At their core, Machine Learning Pipelines provide information – What will this user do? How will this user respond to this campaign? What is this user’s age range?
But even the most accurate ML Pipelines are only useful if they’re driving real value for your business. Cortex’s Decision Layer is designed to bring this value to life, making it easy to deploy your pipelines for automated decision-making at scale. In this guide, we’ll walk through how to access this functionality through Decision Projects and the Decision SDK module.
Overview of Decision Projects
A Decision Project provides tools for translating ML predictions into concrete actions that your business should take for each user onsite. For example, an ML Pipeline might predict each customer’s likelihood to subscribe within the next week. But if the goal is to maximize subscriptions, this information must ultimately be translated into a decision about the best way to encourage each user to subscribe. Should we target each user onsite with a discount, or a free trial?
Decision Projects enable you to optimize these sorts of user journey decisions (often referred to as next-best-action, next-best-offer, or dynamic decisioning). A Decision Project is defined by two pieces of information –
- A business goal that you are looking to achieve through automated decisioning
- A decision rule based on the output of 1 or more ML pipelines
Returning to the example use case above, we might create a Decision Project whose goal is to “maximize subscriptions by identifying which offer to target toward each user”. This Project’s decision rule might equate to: “if conversion probability from pipeline Likelihood to Subscribe with Discount is greater than conversion probability from pipeline Likelihood to Subscribe with Free Trial, then show the discount. Otherwise show the free trial.”
The end-to-end workflow for implementing a decisioning use case using Cortex is as follows:
- Build ML Pipelines – make predictions about each user’s preferences and future behavior
- Create Decision Project – define a decision rule for targeting users based on the output from 1 or more pipelines
How do I build a Decision Project?
Step 1: Set Goal
Give your Project a name and specify the business goal that you’re looking to optimize. This description will be used to summarize your project, but it won’t have any impact on how it performs or is configured.
Step 2: Define Decision Rule
Define the rule that Cortex should use when deciding which action or experience should be served to each user.
To do this, first select whether these decisions should be based on predictions from a single pipeline (Future Events, Uplift, or Recommendations), or a comparison across multiple pipelines (Future Events or Uplift).
If you are using a single Future Events or Uplift pipeline to make decisions, your rule will evaluate whether the prediction for each user falls within a particular range of values (e.g. “is the user’s conversion probability between 0-10%?”). You must also define an output string indicating the decisions that should be returned within and outside of that range.
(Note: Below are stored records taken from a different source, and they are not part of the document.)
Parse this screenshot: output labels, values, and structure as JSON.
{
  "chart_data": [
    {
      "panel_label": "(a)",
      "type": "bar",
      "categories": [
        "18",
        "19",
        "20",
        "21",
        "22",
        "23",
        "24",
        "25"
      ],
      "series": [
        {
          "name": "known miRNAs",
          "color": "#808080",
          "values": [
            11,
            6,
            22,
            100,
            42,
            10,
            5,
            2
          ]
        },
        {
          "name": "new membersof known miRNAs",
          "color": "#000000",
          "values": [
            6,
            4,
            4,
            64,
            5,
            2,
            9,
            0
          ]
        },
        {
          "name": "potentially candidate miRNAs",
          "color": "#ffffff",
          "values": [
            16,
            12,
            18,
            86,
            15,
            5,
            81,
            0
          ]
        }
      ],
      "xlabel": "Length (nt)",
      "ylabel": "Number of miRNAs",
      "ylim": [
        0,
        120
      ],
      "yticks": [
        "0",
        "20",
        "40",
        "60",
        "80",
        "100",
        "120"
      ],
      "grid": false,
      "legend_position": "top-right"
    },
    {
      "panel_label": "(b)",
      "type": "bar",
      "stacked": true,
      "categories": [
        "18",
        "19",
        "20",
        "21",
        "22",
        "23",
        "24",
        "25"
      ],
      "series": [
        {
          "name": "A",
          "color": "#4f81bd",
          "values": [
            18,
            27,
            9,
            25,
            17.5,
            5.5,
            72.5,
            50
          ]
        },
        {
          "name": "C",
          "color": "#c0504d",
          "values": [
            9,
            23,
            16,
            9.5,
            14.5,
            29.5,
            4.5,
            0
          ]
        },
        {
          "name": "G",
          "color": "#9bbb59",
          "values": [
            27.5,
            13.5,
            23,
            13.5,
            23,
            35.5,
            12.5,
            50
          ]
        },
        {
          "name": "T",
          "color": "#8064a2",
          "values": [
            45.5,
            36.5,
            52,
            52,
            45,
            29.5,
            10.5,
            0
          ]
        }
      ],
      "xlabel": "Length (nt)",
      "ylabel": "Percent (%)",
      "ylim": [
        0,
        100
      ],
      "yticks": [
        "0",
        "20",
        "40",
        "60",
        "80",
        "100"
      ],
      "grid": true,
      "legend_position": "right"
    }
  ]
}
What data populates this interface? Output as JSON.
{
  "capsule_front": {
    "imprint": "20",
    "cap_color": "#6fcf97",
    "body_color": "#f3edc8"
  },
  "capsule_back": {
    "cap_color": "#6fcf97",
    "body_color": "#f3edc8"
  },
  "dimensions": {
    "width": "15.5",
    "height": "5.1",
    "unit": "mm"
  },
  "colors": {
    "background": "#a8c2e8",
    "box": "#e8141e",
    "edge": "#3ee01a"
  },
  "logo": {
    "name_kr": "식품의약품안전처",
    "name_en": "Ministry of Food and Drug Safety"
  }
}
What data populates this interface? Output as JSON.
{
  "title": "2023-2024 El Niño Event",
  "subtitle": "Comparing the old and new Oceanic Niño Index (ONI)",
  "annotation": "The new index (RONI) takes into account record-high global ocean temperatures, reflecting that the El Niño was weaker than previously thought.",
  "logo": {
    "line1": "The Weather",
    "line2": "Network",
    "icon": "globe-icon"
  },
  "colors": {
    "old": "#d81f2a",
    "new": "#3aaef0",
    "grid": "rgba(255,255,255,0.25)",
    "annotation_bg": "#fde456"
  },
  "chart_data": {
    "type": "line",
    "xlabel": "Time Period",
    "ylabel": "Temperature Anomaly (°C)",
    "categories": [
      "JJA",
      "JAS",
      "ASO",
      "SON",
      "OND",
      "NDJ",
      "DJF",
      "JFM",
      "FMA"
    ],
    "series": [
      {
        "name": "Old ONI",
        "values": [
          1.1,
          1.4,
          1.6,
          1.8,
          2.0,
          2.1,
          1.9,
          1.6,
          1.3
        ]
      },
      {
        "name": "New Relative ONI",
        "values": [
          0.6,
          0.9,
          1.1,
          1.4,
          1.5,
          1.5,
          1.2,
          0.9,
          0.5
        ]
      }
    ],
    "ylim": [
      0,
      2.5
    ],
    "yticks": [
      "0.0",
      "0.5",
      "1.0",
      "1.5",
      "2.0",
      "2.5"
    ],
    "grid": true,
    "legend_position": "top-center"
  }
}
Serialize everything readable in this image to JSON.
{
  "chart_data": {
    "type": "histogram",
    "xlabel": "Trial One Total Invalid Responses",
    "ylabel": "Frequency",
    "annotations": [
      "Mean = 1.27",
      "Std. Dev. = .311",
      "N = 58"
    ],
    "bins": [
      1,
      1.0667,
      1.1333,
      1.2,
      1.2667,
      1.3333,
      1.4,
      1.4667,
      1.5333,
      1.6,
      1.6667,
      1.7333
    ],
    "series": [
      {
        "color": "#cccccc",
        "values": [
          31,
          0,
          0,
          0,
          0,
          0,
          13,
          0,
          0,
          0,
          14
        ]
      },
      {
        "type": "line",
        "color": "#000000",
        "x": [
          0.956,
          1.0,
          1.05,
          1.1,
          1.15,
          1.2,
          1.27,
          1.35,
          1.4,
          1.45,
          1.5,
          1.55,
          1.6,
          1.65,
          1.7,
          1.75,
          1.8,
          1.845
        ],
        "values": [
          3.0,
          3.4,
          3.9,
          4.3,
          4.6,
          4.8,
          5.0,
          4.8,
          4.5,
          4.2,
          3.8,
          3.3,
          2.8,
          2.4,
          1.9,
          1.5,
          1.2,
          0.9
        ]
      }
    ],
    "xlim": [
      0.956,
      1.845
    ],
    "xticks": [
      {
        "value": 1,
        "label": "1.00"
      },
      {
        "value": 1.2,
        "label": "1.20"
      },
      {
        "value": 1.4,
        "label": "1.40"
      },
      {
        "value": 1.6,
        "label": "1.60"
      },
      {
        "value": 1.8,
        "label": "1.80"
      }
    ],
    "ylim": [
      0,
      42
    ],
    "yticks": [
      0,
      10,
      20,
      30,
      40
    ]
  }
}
By default, decisions from an Uplift pipeline use the zero uplift score to divide users into two cohorts: those predicted to respond positively to treatment, and those predicted to respond negatively.
If you are using a single Recommendations pipeline, decisions will be based on each user’s top recommendations. No need to specify your decision outputs – instead, Cortex will return for each user a list of item IDs in descending order of recommendation.
If you are comparing across multiple pipelines, your rule will evaluate which pipeline scored each user the highest or lowest for some prediction metric (e.g. “for which pipeline does the user have the greatest conversion probability?”). Note that you can only compare across pipelines of the same type.
If you’re using Future Events pipelines, note that in addition to comparing across the standard prediction outputs (i.e. conversion probability and percentile), you may also choose to compare across expected values. To do this, specify how much each pipeline’s conversion is worth to your business. Cortex will weight each user’s likelihood of converting by the value of a conversion, and will make a decision based on total value to your business.
For example, say you’d like to choose whether to show each user a promotion for a basic subscription tier ($5/mo.) or a promotion for a premium subscription tier ($10/mo.). Now consider a user that is 10% likely to subscribe to the basic tier, and 7% likely to subscribe to premium. If you specified that each user should be shown the promotion which maximizes expected value, Cortex would return a decision to promote the premium tier, since (10 * 7% = 0.7) is greater than (5 * 10% = 0.5).
Deploying Your Decision Project
If your Project uses 1 or more real-time ML pipelines, these pipelines will begin training after you’ve implemented the Decision SDK and enough real-time data has been gathered.